Gentrification uncovers its ugly smile
Outrage and anger about this illegal evictions was taken into the public scene in form of a spontaneous protest at 6pm. A dozen of freshly painted banners was unrolled in the two parks around the train station that are the main stage of the migrants movement since last summer. The police showed up as soon as they heard slogans echoing from the walls. When the protest was over and the banners were collected they asked for IDs and charged four activists with a hilarious made up fine multiplied by the number of banners - for 'littering'. Again another sign of solidarity that became target of arbitrary police repression.
What is politically symptomatic is that the sudden 180° turn of the Serbian government came immediately after the ruling party of the master of political spectacle Aleksandar Vucic consolidated its grip on power at the Sunday's elections. His party aimed at and ultimately gained an absolute majority and while everyone was busy dissecting the electoral results, the old and new government decided to use the opportunity and redefine its policy towards the migrants. The move of the Serbian authorities should be understood in the context of decidedly repressive regime that the EU has managed to implement along the whole Balkan Route over the last weeks. Deportations of migrants as well as destruction of solidarity structures on the Greek islands, heavily militarized and extremely violent operations on the border between Greece and Macedonia and the excessive use of violence against people on the move in Bulgaria and Macedonia are the context in which the latest move of the Serbian government can seen as an implementation of the same Balkan-wide regime of total closure of the route.
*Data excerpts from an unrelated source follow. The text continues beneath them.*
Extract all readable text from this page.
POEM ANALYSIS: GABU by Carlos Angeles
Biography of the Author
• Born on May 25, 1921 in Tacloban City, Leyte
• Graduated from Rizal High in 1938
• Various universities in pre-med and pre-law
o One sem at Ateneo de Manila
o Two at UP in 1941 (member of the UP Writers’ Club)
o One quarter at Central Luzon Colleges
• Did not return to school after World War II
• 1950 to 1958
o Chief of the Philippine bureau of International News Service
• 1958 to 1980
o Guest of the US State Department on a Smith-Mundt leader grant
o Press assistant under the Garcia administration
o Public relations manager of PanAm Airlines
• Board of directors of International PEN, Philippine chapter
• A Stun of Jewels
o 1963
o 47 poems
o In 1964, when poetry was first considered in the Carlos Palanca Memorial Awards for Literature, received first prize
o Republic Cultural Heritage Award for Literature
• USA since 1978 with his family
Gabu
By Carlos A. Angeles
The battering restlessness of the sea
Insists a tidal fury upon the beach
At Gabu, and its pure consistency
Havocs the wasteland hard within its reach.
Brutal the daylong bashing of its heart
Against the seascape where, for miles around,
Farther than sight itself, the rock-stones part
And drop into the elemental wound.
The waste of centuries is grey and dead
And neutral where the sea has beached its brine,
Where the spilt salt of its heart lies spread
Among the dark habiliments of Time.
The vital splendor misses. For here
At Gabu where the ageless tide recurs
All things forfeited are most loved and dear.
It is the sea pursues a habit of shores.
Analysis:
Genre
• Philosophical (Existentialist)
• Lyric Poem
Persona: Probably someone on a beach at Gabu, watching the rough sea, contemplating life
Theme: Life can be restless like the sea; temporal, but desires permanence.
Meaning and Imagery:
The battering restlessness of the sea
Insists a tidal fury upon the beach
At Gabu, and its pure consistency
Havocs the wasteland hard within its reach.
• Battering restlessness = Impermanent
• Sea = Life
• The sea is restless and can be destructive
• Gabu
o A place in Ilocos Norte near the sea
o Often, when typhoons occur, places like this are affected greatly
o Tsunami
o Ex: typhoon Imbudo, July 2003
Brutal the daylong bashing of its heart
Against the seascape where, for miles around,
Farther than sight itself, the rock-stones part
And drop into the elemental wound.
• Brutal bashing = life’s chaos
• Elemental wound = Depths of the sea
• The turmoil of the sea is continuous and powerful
Another political fence along the walls of Fortress Europe is being built on the Belgrade Waterfront. Clearly, media-savy government of Serbia did not want to expose itself during the election campaign but now this caution is no longer necessary and the implementation of EU plan in Serbia can happen.
For the people involved in support and solidarity work in Belgrade and across the Balkans this is just the latest in a series of attacks on the freedom of all of us. But even as gestures of solidarity get criminalized and people are pushed into the hands of criminal associations, our resolve and determination to fight Fortress Europe does not vain. We will continue to open NoBorder squats, to cook in NoBorder kitchens and to support the people with whom we want to build a new and better Europe together in other practical ways. We are inspired by the infinite acts of resistance and courage from our co-travelers from other parts of the world. It is because of them that the border regime broke down in the first place and it is because of them that our solidarity efforts make sense. You cannot evict a movement.
Article by NoBorders Hostel collective, #BelgradeRefugeeFront, published first on 26. Apr 2016 in :: openborder.noblogs.org.